Preheat oven at 425. Lightly flour your work surface and your rolling pin. Take out one disk of dough and unwrap. Here’s the fun part… smack your dough with the rolling pin! It seems somewhat violent but it makes your rolling easier. It smashes down the dough and softens the butter for rolling without heating it. Turn your dough and smack it some more to make a more uniform circle.

Roll out your crust. Lift and turn so it doesn’t stick to your surface. Dust with flour as needed. once your crust is about a 1/4 inch thick, lift gently into your pie pan. When you’re rolling, you’ll be able to see pieces of your butter that’s visible in the crust. This is desirable! If your dough is too smooth, then you won’t have a delicate, flakey crust. I think it affects the taste too but that might be from my personal dissatisfaction.

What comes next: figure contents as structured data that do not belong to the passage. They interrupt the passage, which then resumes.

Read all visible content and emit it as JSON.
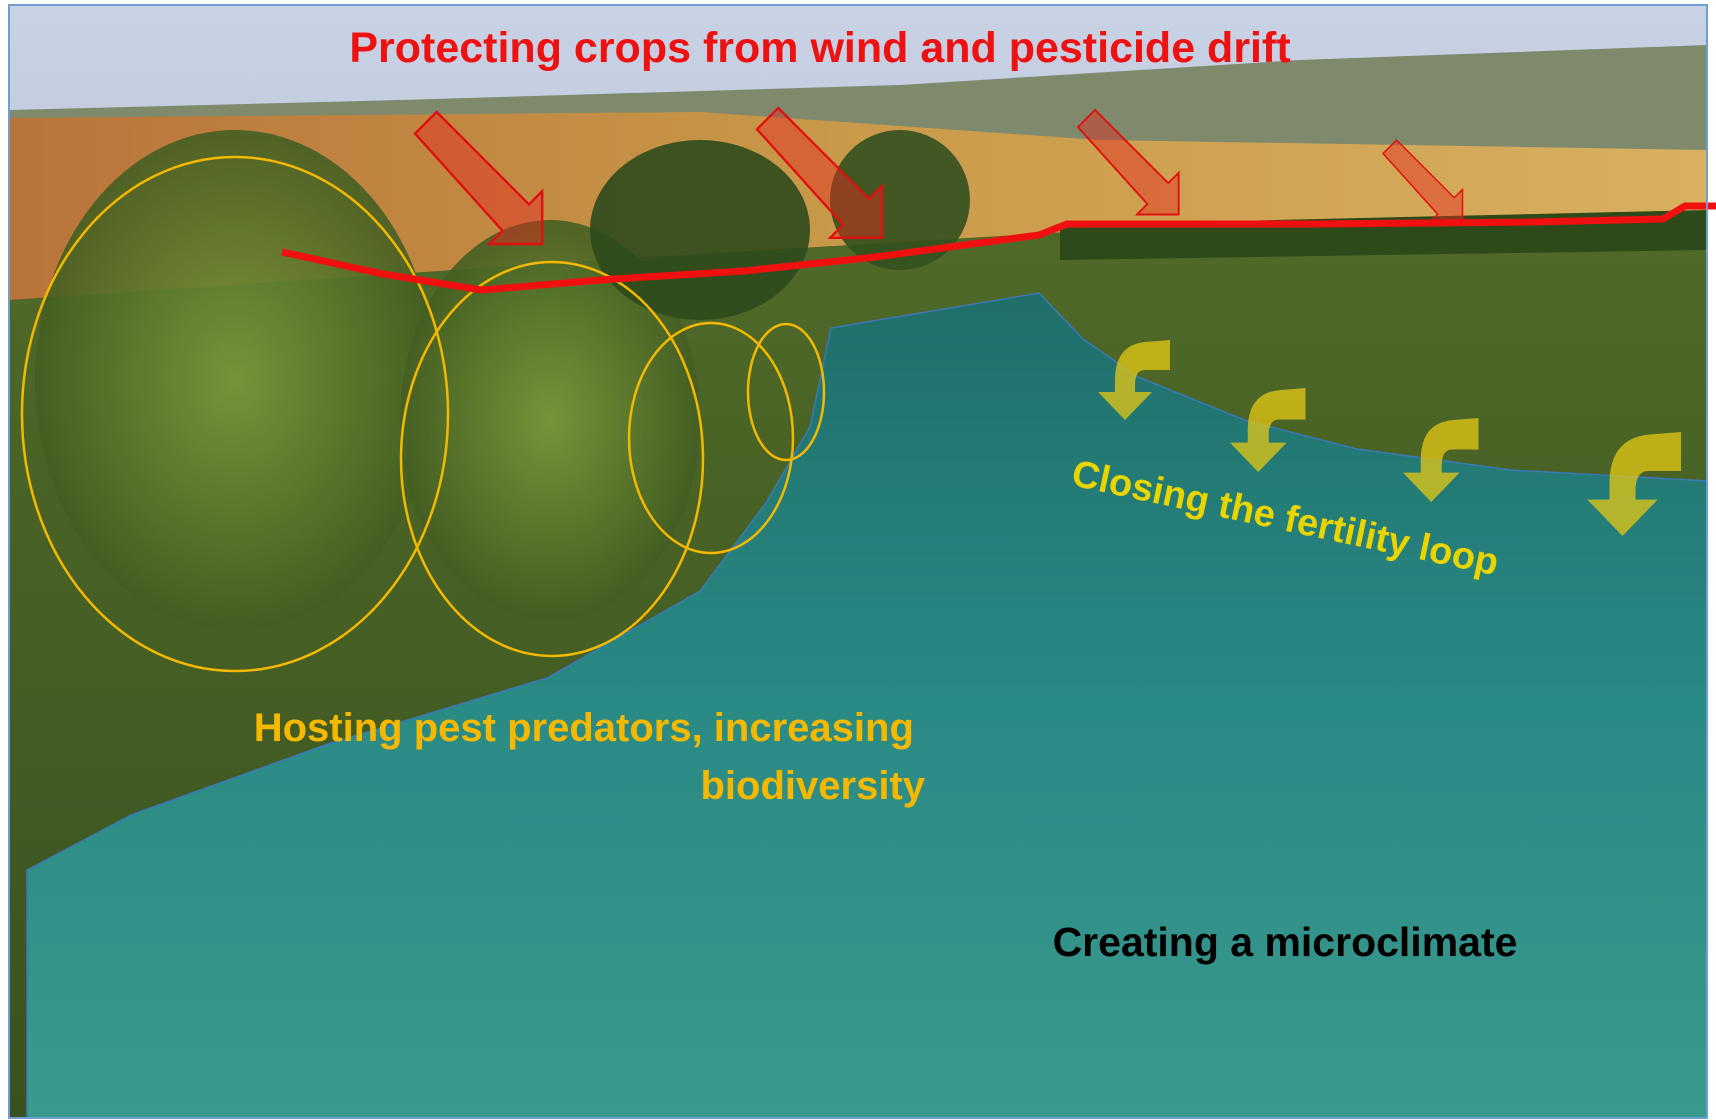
{
  "annotations": {
    "wind": "Protecting crops from wind and pesticide drift",
    "fertility": "Closing the fertility loop",
    "biodiversity": [
      "Hosting pest predators, increasing",
      "biodiversity"
    ],
    "microclimate": "Creating a microclimate"
  }
}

When placing your crust into the pan, gently lift and allow the crust to fall into place. Guide dough gently with your fingers. Please don’t pull or you’ll create breaks in the crust. Fill your pie then layer with your top pie crust. Seal however you like and cut vents into the top crust if you have a wet or fruit filling. Cover with aluminum foil and bake. I like to cover with foil for at least the first 30 minutes to prevent the top from over browning. Makes for a prettier top crust. I also brush with an egg wash sometimes to make an even prettier crust. Depending on the size of the dish, if it’s double layer pie, what filling you used will determine how long to leave in the oven. If you have a recipe you’re following, use their instructions. Store in the fridge for a few days or in the freezer for a couple weeks. If frozen, give it time to thaw before working the dough. Enjoy!

NOTES: The reason why it’s so important to have the larger pieces of butter is that butter has water in it. As it bakes, the water will boil out of the butter. When it does this, it escapes as it can and creates the flakey layers. If the butter is melted into the flour, instead of flakey crust, it’ll be a harder crust. Also, the butter layering between the flour and working it as little as possible helps keep the gluten (flour proteins) from working up and giving a tougher/chewier texture. That’s only good in bread.

Also! Make sure the buy regular ol’ unsalted butter. This is one of the times it’s important to NOT use European butter. European butter has a lower water content and that leads to a less flakey, delicate crust. European butter is needed though if you want to make croissants  or danishes or anything like that.